Author: Steven A. Roman
First published: 2011
Contains spoilers
The Blurb: Sixteen-year-old Goth girl Pandora Zwieback has a major problem: she's just discovered that her New York City hometown is the stalking ground for every monster and ghoul out to raise a little hell (literally!) . . . BUT she's apparently the only one who can see them. That means she can't tell her friends or family about the dangers around them--not unless she wants to spend the rest of her life locked up in a psychiatric ward.
But before Pan has a chance to make sense of her increasingly weird life, she finds herself in the middle of a war among rival vampire clans. Elegant Gothic Lolitas from Japan on one side, silk-suited London vamps on the other, leather-clad hunters from Eastern Europe in the middle, and all after the same prize: a mysterious crate recently delivered to the horror-themed museum owned by Pan's father.
What is the terrifying secret of Item #179? How do its contents tie into an incident from the blood-drenched past of Pan's new friend, a 400-year-old, shape-shifting monster hunter named Annie? And, more important, will Pan survive long enough to get any answers?
The review: Blood Feud is a young adult book that does the all-important job of translating well to an adult audience. It draws a portrait of heroine Pandora Zwieback who, at the head of the book, has been moved out of New York and into small town America by her mother.
We are shown a troubled teen, a teen who sees monsters, who has been diagnosed as paranoid schizophrenic and who is off her meds. What Pan discovers – as she is moved back to New York (laying low after she punched out the daughter of the town’s founding family) – is that she is not a paranoid schizophrenic, she is actually a seer who can see behind the façade worn by the monsters cohabiting our world. This new world is shown to her by Annie, a shapeshifter and monster hunter.
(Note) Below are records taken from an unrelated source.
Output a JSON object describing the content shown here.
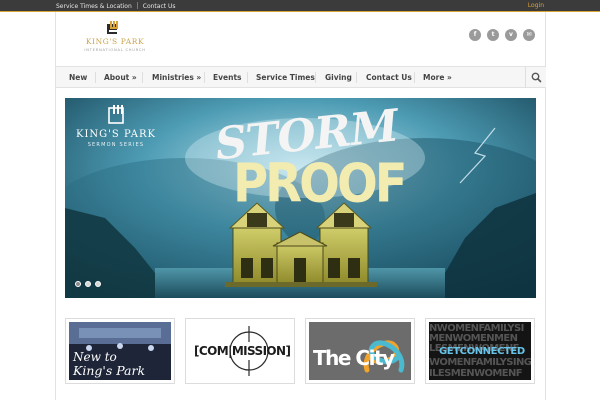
{
  "topbar": {
    "links": [
      "Service Times & Location",
      "Contact Us"
    ],
    "login": "Login"
  },
  "logo": {
    "name": "KING'S PARK",
    "subtitle": "INTERNATIONAL CHURCH"
  },
  "social": [
    {
      "icon": "facebook-icon",
      "glyph": "f"
    },
    {
      "icon": "twitter-icon",
      "glyph": "t"
    },
    {
      "icon": "vimeo-icon",
      "glyph": "v"
    },
    {
      "icon": "email-icon",
      "glyph": "✉"
    }
  ],
  "nav": {
    "items": [
      {
        "label": "New"
      },
      {
        "label": "About »"
      },
      {
        "label": "Ministries »"
      },
      {
        "label": "Events"
      },
      {
        "label": "Service Times"
      },
      {
        "label": "Giving"
      },
      {
        "label": "Contact Us"
      },
      {
        "label": "More »"
      }
    ],
    "search_icon": "search-icon"
  },
  "hero": {
    "series_name": "KING'S PARK",
    "series_sub": "SERMON SERIES",
    "title_line1": "STORM",
    "title_line2": "PROOF",
    "slide_count": 3,
    "active_slide": 1
  },
  "tiles": {
    "new_line1": "New to",
    "new_line2": "King's Park",
    "commission": "[COM|MISSION]",
    "city": "The City",
    "getconnected": "GETCONNECTED",
    "gc_bg_words": [
      "NWOMENFAMILYSI",
      "MENWOMENMEN",
      "LESMENWOMENF",
      "PSGETCONNECTED",
      "WOMENFAMILYSING",
      "ILESMENWOMENF"
    ]
  },
  "colors": {
    "accent_gold": "#d8a235",
    "topbar_bg": "#3b3b3b",
    "nav_bg": "#f6f6f6",
    "city_orange": "#f2a32b",
    "city_teal": "#4bbad0",
    "gc_blue": "#67c3e8"
  }
}
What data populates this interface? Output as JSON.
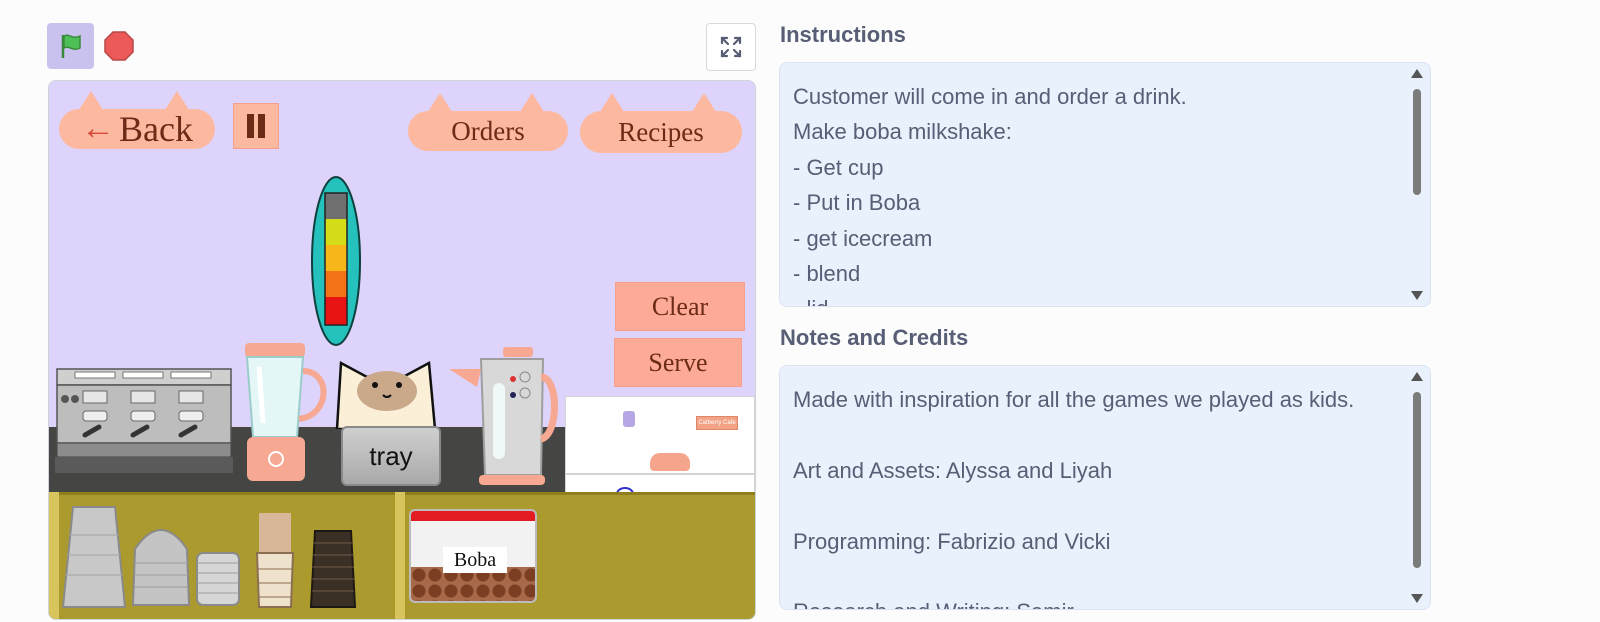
{
  "controls": {
    "flag_icon": "green-flag-icon",
    "stop_icon": "stop-sign-icon",
    "fullscreen_icon": "fullscreen-icon"
  },
  "stage": {
    "back_label": "Back",
    "orders_label": "Orders",
    "recipes_label": "Recipes",
    "clear_label": "Clear",
    "serve_label": "Serve",
    "tray_label": "tray",
    "boba_label": "Boba",
    "mini_sign": "Catberry Cafe",
    "colors": {
      "background": "#ddd3fb",
      "button": "#fdb8a0",
      "counter": "#454644",
      "shelf": "#ab9a2e"
    }
  },
  "instructions": {
    "heading": "Instructions",
    "text": "Customer will come in and order a drink.\nMake boba milkshake:\n- Get cup\n- Put in Boba\n- get icecream\n- blend\n- lid"
  },
  "notes": {
    "heading": "Notes and Credits",
    "text": "Made with inspiration for all the games we played as kids.\n\nArt and Assets: Alyssa and Liyah\n\nProgramming: Fabrizio and Vicki\n\nResearch and Writing: Samir"
  }
}
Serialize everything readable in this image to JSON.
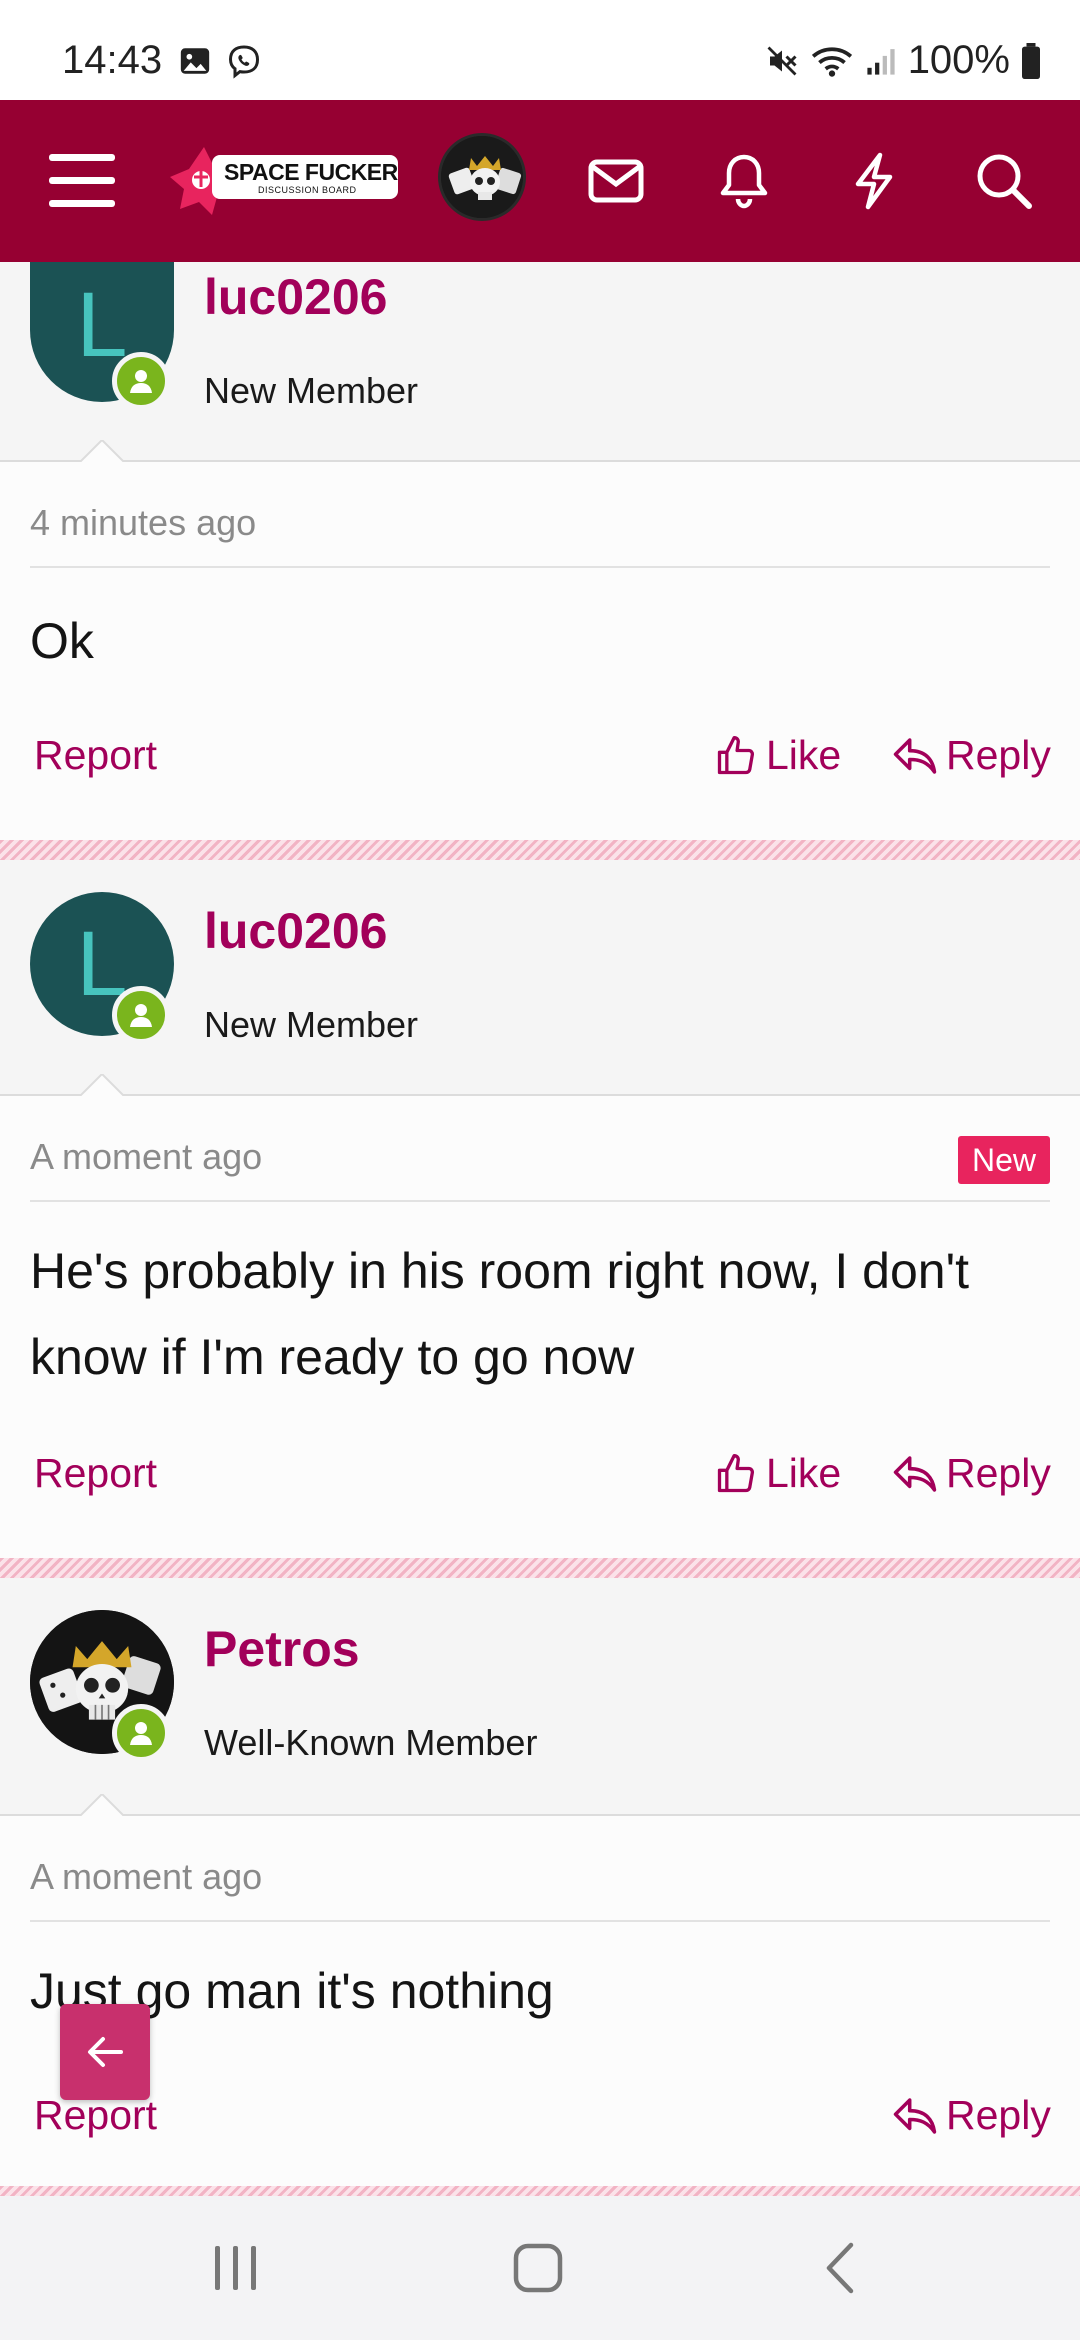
{
  "status_bar": {
    "time": "14:43",
    "battery": "100%"
  },
  "header": {
    "logo_title": "SPACE FUCKER",
    "logo_subtitle": "DISCUSSION BOARD",
    "icons": [
      "menu-icon",
      "mail-icon",
      "bell-icon",
      "lightning-icon",
      "search-icon"
    ]
  },
  "posts": [
    {
      "username": "luc0206",
      "user_title": "New Member",
      "avatar_letter": "L",
      "time": "4 minutes ago",
      "badge": "",
      "text": "Ok",
      "actions": {
        "report": "Report",
        "like": "Like",
        "reply": "Reply"
      }
    },
    {
      "username": "luc0206",
      "user_title": "New Member",
      "avatar_letter": "L",
      "time": "A moment ago",
      "badge": "New",
      "text": "He's probably in his room right now, I don't know if I'm ready to go now",
      "actions": {
        "report": "Report",
        "like": "Like",
        "reply": "Reply"
      }
    },
    {
      "username": "Petros",
      "user_title": "Well-Known Member",
      "avatar_letter": "",
      "time": "A moment ago",
      "badge": "",
      "text": "Just go man it's nothing",
      "actions": {
        "report": "Report",
        "reply": "Reply"
      }
    }
  ],
  "colors": {
    "header_bg": "#960032",
    "accent": "#a2005a",
    "new_badge": "#e8245e",
    "online": "#7ab51d",
    "avatar_bg": "#1b5254"
  }
}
Just as well as her father has accidentally bought a lot that has attracted the attention of several vampire clans.
The vampires in this are turned humans but their original source is a fallen angel, Zaqiel, this neatly explains why a vampire who walked into a hallowed space would burst into flames (unless, of course, they happened to be wearing magically enhanced body armour). They are also UV sensitive. At least one of the clans have a dhampyr as one of their agents.
The story is well paced, deliberately taking time to build Pandora’s character and racing at the end to an apocalyptic crescendo that ends with a definite cliff-hanger. Roman’s writing is wonderfully crisp drawing us into a hidden world that is great fun. Definitely recommended for the target audience (and us readers who are that little bit older). 7.5 out of 10.